Cert. Petitions On Prison Grooming Rules

Yesterday a petition for certiorari (full text) was filed with the U.S. Supreme Court in Jones v. Thompson.  In the case (decided as Knight v. Thompson), the 11th Circuit rejected several Native American inmates' RLUIPA challenges to Alabama prison system grooming rules that prohibit them from wearing long hair as required by their religion. The 11th Circuit held that the short-hair policy for male inmates is the least restrictive means of furthering compelling governmental interests in security, discipline, hygiene and safety. (See prior posting.) A cert. petition (full text) was filed last September in another unrelated case also raising the constitutionality of prison grooming policies-- Holt v. Hobbs. Whether or not to grant cert. in that case, involving a Muslim inmate, is on the calendar for the Court's Feb. 21 conference. (See prior related posting.) [Thanks to Douglas Laycock for the lead.]

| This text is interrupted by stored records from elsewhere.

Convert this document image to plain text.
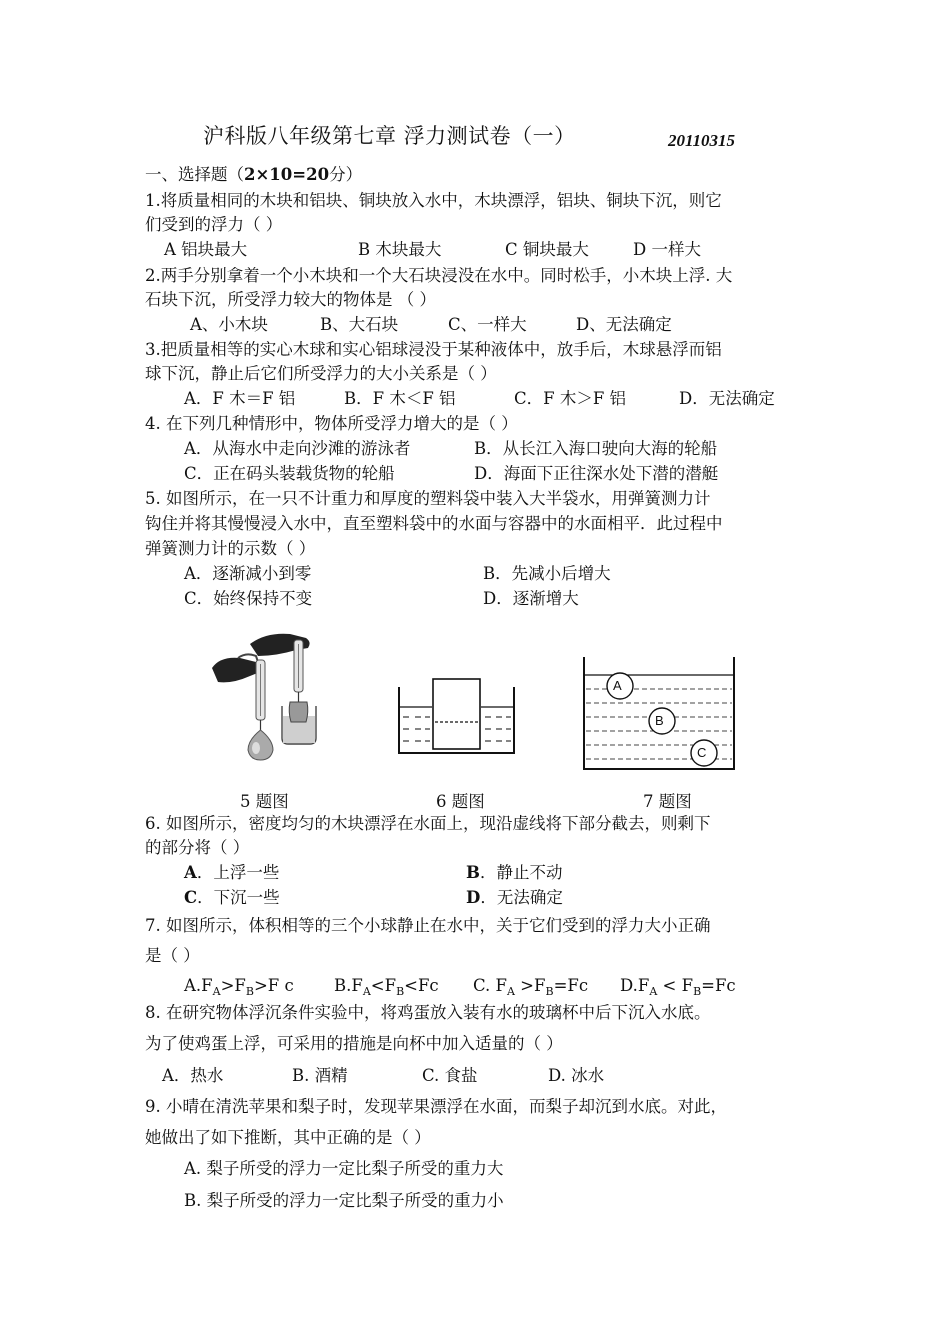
沪科版八年级第七章 浮力测试卷（一）	20110315
一、选择题（2×10=20分）
1.将质量相同的木块和铝块、铜块放入水中，木块漂浮，铝块、铜块下沉，则它
们受到的浮力（ ）
A 铝块最大	B 木块最大	C 铜块最大	D 一样大
2.两手分别拿着一个小木块和一个大石块浸没在水中。同时松手，小木块上浮. 大
石块下沉，所受浮力较大的物体是 （ ）
A、小木块	B、大石块	C、一样大	D、无法确定
3.把质量相等的实心木球和实心铝球浸没于某种液体中，放手后，木球悬浮而铝
球下沉，静止后它们所受浮力的大小关系是（ ）
A．F 木＝F 铝	B．F 木＜F 铝	C．F 木＞F 铝	D．无法确定
4. 在下列几种情形中，物体所受浮力增大的是（ ）
A．从海水中走向沙滩的游泳者	B．从长江入海口驶向大海的轮船
C．正在码头装载货物的轮船	D．海面下正往深水处下潜的潜艇
5. 如图所示，在一只不计重力和厚度的塑料袋中装入大半袋水，用弹簧测力计
钩住并将其慢慢浸入水中，直至塑料袋中的水面与容器中的水面相平．此过程中
弹簧测力计的示数（ ）
A．逐渐减小到零	B．先减小后增大
C．始终保持不变	D．逐渐增大
A
B
C
5 题图	6 题图	7 题图
6. 如图所示，密度均匀的木块漂浮在水面上，现沿虚线将下部分截去，则剩下
的部分将（ ）
A．上浮一些	B．静止不动
C．下沉一些	D．无法确定
7. 如图所示，体积相等的三个小球静止在水中，关于它们受到的浮力大小正确
是（ ）
$A.F_A>F_B>F$ c $B.F_A<F_B<Fc$ C. $F_A >F_B=Fc$ $D.F_A < F_B=Fc$
8. 在研究物体浮沉条件实验中，将鸡蛋放入装有水的玻璃杯中后下沉入水底。
为了使鸡蛋上浮，可采用的措施是向杯中加入适量的（ ）
A．热水	B. 酒精	C. 食盐	D. 冰水
9. 小晴在清洗苹果和梨子时，发现苹果漂浮在水面，而梨子却沉到水底。对此，
她做出了如下推断，其中正确的是（ ）
A. 梨子所受的浮力一定比梨子所受的重力大
B. 梨子所受的浮力一定比梨子所受的重力小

Suit Challenges Addition of Cross To Los Angeles County Seal

Yesterday, the ACLU announced that it has filed a federal lawsuit on behalf of a number of plaintiffs challenging the recent decision by the Los Angeles County Board of Supervisors to modify the county seal by adding a cross atop the depiction of the San Gabriel Mission already on it. (See prior posting.) The complaint (full text) in Davies v. Los Angeles Board of County Supervisors, (CD CA, filed 2/6/2014), contends that the cross violates the Establishment Clause as well as provisions in the California constitution that protect free exercise and bar the expenditure of public funds to aid religion. Los Angeles Times reports on the filing of the lawsuit.

Cert. Petition Filed In California Change Therapy Ban Case

Yesterday a petition for certiorari (full text) was filed with the U.S. Supreme Court in Pickup v. Brown. In the case,  the 9th Circuit upheld the constitutionality of California Senate Bill 1172 that bans state-licensed mental health providers from engaging in sexual orientation change efforts with patients under 18. (See prior posting.) Liberty Counsel issued a press release announcing the filing of the cert. petition.